The team is attempting an unprecedented engineering bet to remove the luxury liner from just outside the harbor of Giglio island where it has been lying on its side after smashing into a jagged reef. Assuming seas are calm, the ship will be slowly pulled to the vertical in an hours-long operation so it can be towed to a mainland port and turned into scrap.
The possibility that the Mediterranean cruise liner might fall apart is a "remote event," insisted Franco Gabrielli, head of Italy's Civil Protection agency, at a briefing Thursday to lay out logistics. "If the ship doesn't turn" back upright, "there is no other way" to try it again.
Thirty-two people died when the Concordia crashed on the evening of Jan. 13, 2012, as the captain steered the vessel close to the island of Giglio's rocky coastline. The reef sliced a 70-meter (230-foot) long gash into a side of the hull, seawater rushed in and the Concordia began to lean over on one side, listing so quickly that many lifeboats couldn't be lowered to help save the 4,200 passengers and cruise aboard the pleasure cruise.
A 500-member salvage team from 24 nations will be conducting the operation to move the ship, known in nautical terms as parbuckling, before autumn storm season arrives, when winds and powerful waves risk battering it to the point it won't hold together.
Dozens of crank-like pulleys will start slowly rotating the ship upright at a rate of about 3 meters (yards) per hour. Steel chains weighing 17,000 tons have been looped under the vessel to help pull it upright. Tanks filled with water on the exposed side will also help rotate it upward.
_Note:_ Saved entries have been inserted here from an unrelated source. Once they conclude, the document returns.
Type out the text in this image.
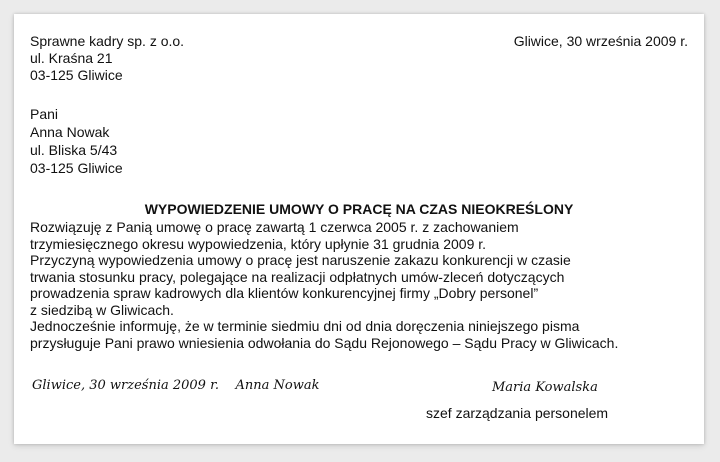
Sprawne kadry sp. z o.o.
ul. Kraśna 21
03-125 Gliwice
Gliwice, 30 września 2009 r.
Pani
Anna Nowak
ul. Bliska 5/43
03-125 Gliwice
WYPOWIEDZENIE UMOWY O PRACĘ NA CZAS NIEOKREŚLONY
Rozwiązuję z Panią umowę o pracę zawartą 1 czerwca 2005 r. z zachowaniem
trzymiesięcznego okresu wypowiedzenia, który upłynie 31 grudnia 2009 r.
Przyczyną wypowiedzenia umowy o pracę jest naruszenie zakazu konkurencji w czasie
trwania stosunku pracy, polegające na realizacji odpłatnych umów-zleceń dotyczących
prowadzenia spraw kadrowych dla klientów konkurencyjnej firmy „Dobry personel”
z siedzibą w Gliwicach.
Jednocześnie informuję, że w terminie siedmiu dni od dnia doręczenia niniejszego pisma
przysługuje Pani prawo wniesienia odwołania do Sądu Rejonowego – Sądu Pracy w Gliwicach.
Gliwice, 30 września 2009 r.    Anna Nowak	Maria Kowalska
szef zarządzania personelem
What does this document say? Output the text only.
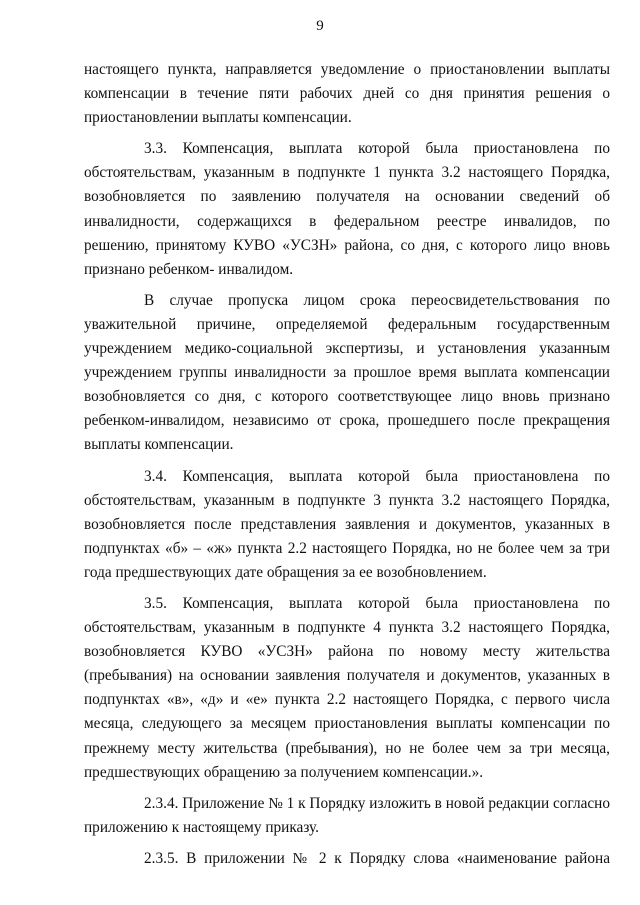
9
настоящего пункта, направляется уведомление о приостановлении выплаты
компенсации в течение пяти рабочих дней со дня принятия решения о
приостановлении выплаты компенсации.
3.3. Компенсация, выплата которой была приостановлена по
обстоятельствам, указанным в подпункте 1 пункта 3.2 настоящего Порядка,
возобновляется по заявлению получателя на основании сведений об
инвалидности, содержащихся в федеральном реестре инвалидов, по
решению, принятому КУВО «УСЗН» района, со дня, с которого лицо вновь
признано ребенком- инвалидом.
В случае пропуска лицом срока переосвидетельствования по
уважительной причине, определяемой федеральным государственным
учреждением медико-социальной экспертизы, и установления указанным
учреждением группы инвалидности за прошлое время выплата компенсации
возобновляется со дня, с которого соответствующее лицо вновь признано
ребенком-инвалидом, независимо от срока, прошедшего после прекращения
выплаты компенсации.
3.4. Компенсация, выплата которой была приостановлена по
обстоятельствам, указанным в подпункте 3 пункта 3.2 настоящего Порядка,
возобновляется после представления заявления и документов, указанных в
подпунктах «б» – «ж» пункта 2.2 настоящего Порядка, но не более чем за три
года предшествующих дате обращения за ее возобновлением.
3.5. Компенсация, выплата которой была приостановлена по
обстоятельствам, указанным в подпункте 4 пункта 3.2 настоящего Порядка,
возобновляется КУВО «УСЗН» района по новому месту жительства
(пребывания) на основании заявления получателя и документов, указанных в
подпунктах «в», «д» и «е» пункта 2.2 настоящего Порядка, с первого числа
месяца, следующего за месяцем приостановления выплаты компенсации по
прежнему месту жительства (пребывания), но не более чем за три месяца,
предшествующих обращению за получением компенсации.».
2.3.4. Приложение № 1 к Порядку изложить в новой редакции согласно
приложению к настоящему приказу.
2.3.5. В приложении № 2 к Порядку слова «наименование района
Although parbuckling is a tested way to set upright capsized vessels, the operation has never been applied to a huge cruise liner.
Engineer Nick Sloane, a South African who is senior salvage master, said the Concordia will suffer an "extreme amount of force" of compression in the first part of the maneuver. But "we're pretty satisfied" the vessel will survive the stress, Sloane said. "We expect her to come up" to vertical, he said. "We're quite confident."
"She's resting in pristine waters on this hill" of two massive pieces of sloping granite seabed, Sloane said. He likened the ship's hull bottom to a "big belly .... about the size of a football field" perched on the two reefs.
Months ago, divers inserted cement-filled bags and grouting between the reefs to provide more stability. The aim of the parbuckling is to set the wreck upright on an underwater platform that has been installed.
"The objective is to get her to move very slowly and gently," Sloane said.
Engineers indicated they would be anxiously watching the early parts of the effort. Once the ship moves upward some 25 degrees, "at that point gravity takes over, and at that point, we start feeling relief," Sloane said.
Many of Giglio's 1,500 inhabitants work or go to school on the mainland, and authorities will let one last ferry sail from the island at dawn Monday. But no ferries or other boats will be allowed until the effort is completed. If seas are rough, or a storm looms, the ship's rotation will be postponed to a later day next week.
To cushion the more delicate bow on the Concordia, crews have cradled it in protective material, a measure likened to putting a protective neck brace around an accident victim before being moved.
Bodies of two of the 32 victims, an Italian passenger and a Filipino crew member, were never found. Once the ship is set upright and stabilized, it interior will be searched again in hopes of finding their remains, authorities said.